И вот во что это вылилось...
Он встал из-за стола и прошелся по комнате. Закрыл глаза, потер виски, снова вздохнул, сел на место.
Несколько дней назад, когда мы планировали операцию, ты сказал, что рисковать по мелочам не стоит. А Шульдих ответил: «Возможность удачи стоит риска». С тех пор эти слова постоянно крутятся у меня в голове. И я подумал... Шульдих прав. Конечно, мелочи действительно не стоят того... но если есть что-то важное...
В общем, я хочу рискнуть. Просто написать тебе обо всем, а дальше...
Наги постучал ручкой по столешнице и задумчиво взъерошил волосы. Получалось лучше, по крайней мере, яростное желание позачеркивать все, только что написанное, не появлялось, а это уже само по себе было прогрессом. Юноша криво улыбнулся.
Не знаю, когда я начал ощущать полную зависимость от тебя. Когда ты стал для меня самым важным человеком на свете. Когда все, кроме тебя, перестало иметь значение. Когда...

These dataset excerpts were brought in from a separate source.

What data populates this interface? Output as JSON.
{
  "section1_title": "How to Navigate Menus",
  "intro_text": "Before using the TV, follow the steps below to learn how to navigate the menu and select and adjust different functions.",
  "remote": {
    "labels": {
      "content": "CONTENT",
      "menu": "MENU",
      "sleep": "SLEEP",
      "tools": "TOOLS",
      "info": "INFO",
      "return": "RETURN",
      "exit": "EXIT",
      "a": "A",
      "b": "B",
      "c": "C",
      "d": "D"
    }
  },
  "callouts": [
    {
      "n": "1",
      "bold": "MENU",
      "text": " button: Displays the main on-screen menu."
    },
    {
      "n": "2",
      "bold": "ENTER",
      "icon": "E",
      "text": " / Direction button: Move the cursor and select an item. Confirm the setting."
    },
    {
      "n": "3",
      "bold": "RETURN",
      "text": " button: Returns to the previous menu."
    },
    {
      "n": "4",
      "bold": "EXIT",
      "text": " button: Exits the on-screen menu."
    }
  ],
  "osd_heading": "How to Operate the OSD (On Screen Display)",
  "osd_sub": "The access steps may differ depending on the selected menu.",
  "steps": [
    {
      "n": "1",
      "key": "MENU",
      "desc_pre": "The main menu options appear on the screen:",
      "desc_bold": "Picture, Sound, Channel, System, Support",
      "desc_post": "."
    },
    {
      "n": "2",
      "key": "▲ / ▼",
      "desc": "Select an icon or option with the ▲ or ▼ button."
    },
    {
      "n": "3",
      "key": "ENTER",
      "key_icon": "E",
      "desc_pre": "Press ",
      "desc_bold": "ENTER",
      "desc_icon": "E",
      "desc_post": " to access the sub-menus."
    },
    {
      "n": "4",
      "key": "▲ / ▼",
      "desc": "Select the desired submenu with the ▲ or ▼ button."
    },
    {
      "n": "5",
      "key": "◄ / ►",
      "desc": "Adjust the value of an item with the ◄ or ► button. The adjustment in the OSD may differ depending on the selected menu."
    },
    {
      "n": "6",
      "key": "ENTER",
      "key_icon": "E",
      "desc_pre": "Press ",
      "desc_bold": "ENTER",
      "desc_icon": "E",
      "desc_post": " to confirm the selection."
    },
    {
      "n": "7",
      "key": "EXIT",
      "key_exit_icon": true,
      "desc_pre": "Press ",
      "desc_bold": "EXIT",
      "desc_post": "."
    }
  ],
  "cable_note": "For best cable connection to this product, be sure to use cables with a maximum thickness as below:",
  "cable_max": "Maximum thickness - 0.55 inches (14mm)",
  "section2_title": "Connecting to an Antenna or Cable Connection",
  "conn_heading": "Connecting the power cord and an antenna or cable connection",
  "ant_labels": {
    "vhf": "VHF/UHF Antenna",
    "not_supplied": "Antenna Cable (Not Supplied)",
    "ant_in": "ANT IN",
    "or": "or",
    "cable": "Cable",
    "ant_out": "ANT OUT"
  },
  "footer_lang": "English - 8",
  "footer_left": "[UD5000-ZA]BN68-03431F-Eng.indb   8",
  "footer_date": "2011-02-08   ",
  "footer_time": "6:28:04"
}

– Напиши. Напиши это, – Наги нахмурился, – да что же это такое?! Как будто блок в голове на это слово! Черт!!! – он стиснул зубы.
...я почувствовал, что люблю тебя.
Может, это произошло тогда, в грозу. Помнишь? Весь день стояла страшная духота, а далеко на горизонте собирались тучи...
[...Наги лежал под одеялом, сжавшись в комочек. Его сердце отчаянно стучалось о ребра, стараясь упорхнуть из тощей мальчишеской груди. Тонкие руки вцепились в подушку, глаза лихорадочно вглядывались в темноту комнаты. Каждый предмет мебели походил на затаившегося в тени монстра. При вспышках молнии казалось, что эти чудовища приближаются к мальчику, крадутся, хотят окружить, чтобы...
Наоэ зажмурился.
– Кто-нибудь... помогите... пожалуйста... кто-нибудь... на помощь...
Дождь вовсю барабанил по стеклам. Мальчика била крупная дрожь. Сейчас ему безумно хотелось, чтобы пришел кто-нибудь сильный и добрый, кто-нибудь, кто спасет, вытащит из этого ужаса, уведет куда-нибудь, где безопасно.
Безопасно?
Глаза Наги распахнулись. Он медленно сполз с кровати, сделал несколько неуверенных шагов к двери. Полыхнула молния. Мальчик вскрикнул и ринулся в коридор.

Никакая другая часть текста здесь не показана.